C'est une claque monumentale pour l'industrie du disque que décrit le Wall Street Journal dans un article sur les services de musiques légaux et gratuits offerts sur les campus des universités américaines. Même gratuits, les étudiants n'en veulent pas. En cause : les DRM, bien sûr.

Ca devait être pour l’Association américaine de l’industrie du disque (RIAA) le meilleur rempart contre le piratage dans les universités. Alors que l’usage du Peer-to-Peer battait son plein dans les campus estudiantins, la RIAA a violemment menacé en 2004 les responsables d’Universités de les trainer devant les tribunaux s’ils ne faisaient rien pour enrayer l’hémorragie due à l’utilisation des Kazaa, eDonkey et autres BitTorrent sur leurs réseaux. Par peur d’être ainsi poursuivis, et voyant là l’occasion de réaliser quelques économies de bande passante, 120 lycées et universités aux Etats-Unis ont signé des accords de partenariat avec les plate-formes musicales marchandes (en particulier Napster, Rhapsody, Ruckus et Cdigix).

Avec ces partenariats, les étudiants pouvaient accéder gratuitement aux catalogues des plate-formes pour écouter ou télécharger de la musique en toute légalité. Les frais étaient assumés par l’école ou ajoutés aux frais d’inscription dans la colonne « frais culturels ». Mais à l’heure du bilan, les Universités constatent que leurs étudiants n’ont pas migré en masse vers les services légaux, et qu’ils sont même de plus en plus nombreux à les abandonner. Dans le Wall Street Journal, Nick Timiraos explique que la faute est entièrement due aux DRM.

Politique de l’autruche

« Lorsque l’on parle de musique en ligne, même la gratuité n’est pas suffisante pour convaincre beaucoup d’étudiants d’utiliser des services de téléchargements légaux« , écrit le journaliste. « Certaines écoles ont laissé tomber leurs services, et d’autres pensent le faire ou se tourner vers d’autres fournisseurs« . Timiraos raconte l’exemple de cet étudiant de la prestigieuse université de Cornell, qui s’est immédiatement détourné de l’abonnement Napster proposé par l’établissement lorsqu’il a lu que ses morceaux de musique ne seraient plus lisibles une fois son cursus scolaire terminé. « Après avoir lu ça je n’ai même plus voulu l’essayer« , se rappelle l’étudiant. A West Lafayette, les étudiants peuvent écouter les morceaux sur leur ordinateur, mais il faut payer pour graver le morceau ou pour le transférer sur un baladeur. A l’Université George Washington, les responsables constatent que le nombre d’utilisateurs de leur abonnement Napster a chuté de moitié entre la première et la deuxième année.
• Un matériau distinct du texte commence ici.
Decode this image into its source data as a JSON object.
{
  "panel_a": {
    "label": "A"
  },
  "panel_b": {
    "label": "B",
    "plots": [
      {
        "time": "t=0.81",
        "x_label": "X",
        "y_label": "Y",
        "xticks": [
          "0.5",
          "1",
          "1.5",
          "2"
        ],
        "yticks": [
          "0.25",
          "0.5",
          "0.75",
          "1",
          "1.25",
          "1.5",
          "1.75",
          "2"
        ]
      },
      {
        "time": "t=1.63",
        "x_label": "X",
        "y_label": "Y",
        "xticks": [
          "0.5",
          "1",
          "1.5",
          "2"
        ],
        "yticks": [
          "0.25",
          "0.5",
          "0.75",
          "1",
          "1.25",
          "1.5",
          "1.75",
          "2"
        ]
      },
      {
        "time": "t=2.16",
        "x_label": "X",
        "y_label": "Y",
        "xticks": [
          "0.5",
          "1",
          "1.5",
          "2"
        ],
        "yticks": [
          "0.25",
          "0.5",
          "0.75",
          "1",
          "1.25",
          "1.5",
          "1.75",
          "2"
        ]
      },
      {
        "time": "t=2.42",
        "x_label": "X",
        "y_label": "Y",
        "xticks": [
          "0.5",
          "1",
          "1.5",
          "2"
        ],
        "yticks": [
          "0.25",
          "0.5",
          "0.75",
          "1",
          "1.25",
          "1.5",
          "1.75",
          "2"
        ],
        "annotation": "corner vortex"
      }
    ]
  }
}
En plus des restrictions d’usage, les étudiants se plaignent énormément de l’absence d’interopérabilité. Selon une étude de Student Monitor, ils sont 19 % à posséder un Mac et 42 % à posséder un iPod, et aucune des plate-formes associées aux universités ne permettent la lecture des morceaux sur ces systèmes Apple.

La RIAA, elle, assure qu’elle continuera de porter plainte contre les étudiants qui préfèrent télécharger des MP3 sans DRM sur des services de P2P.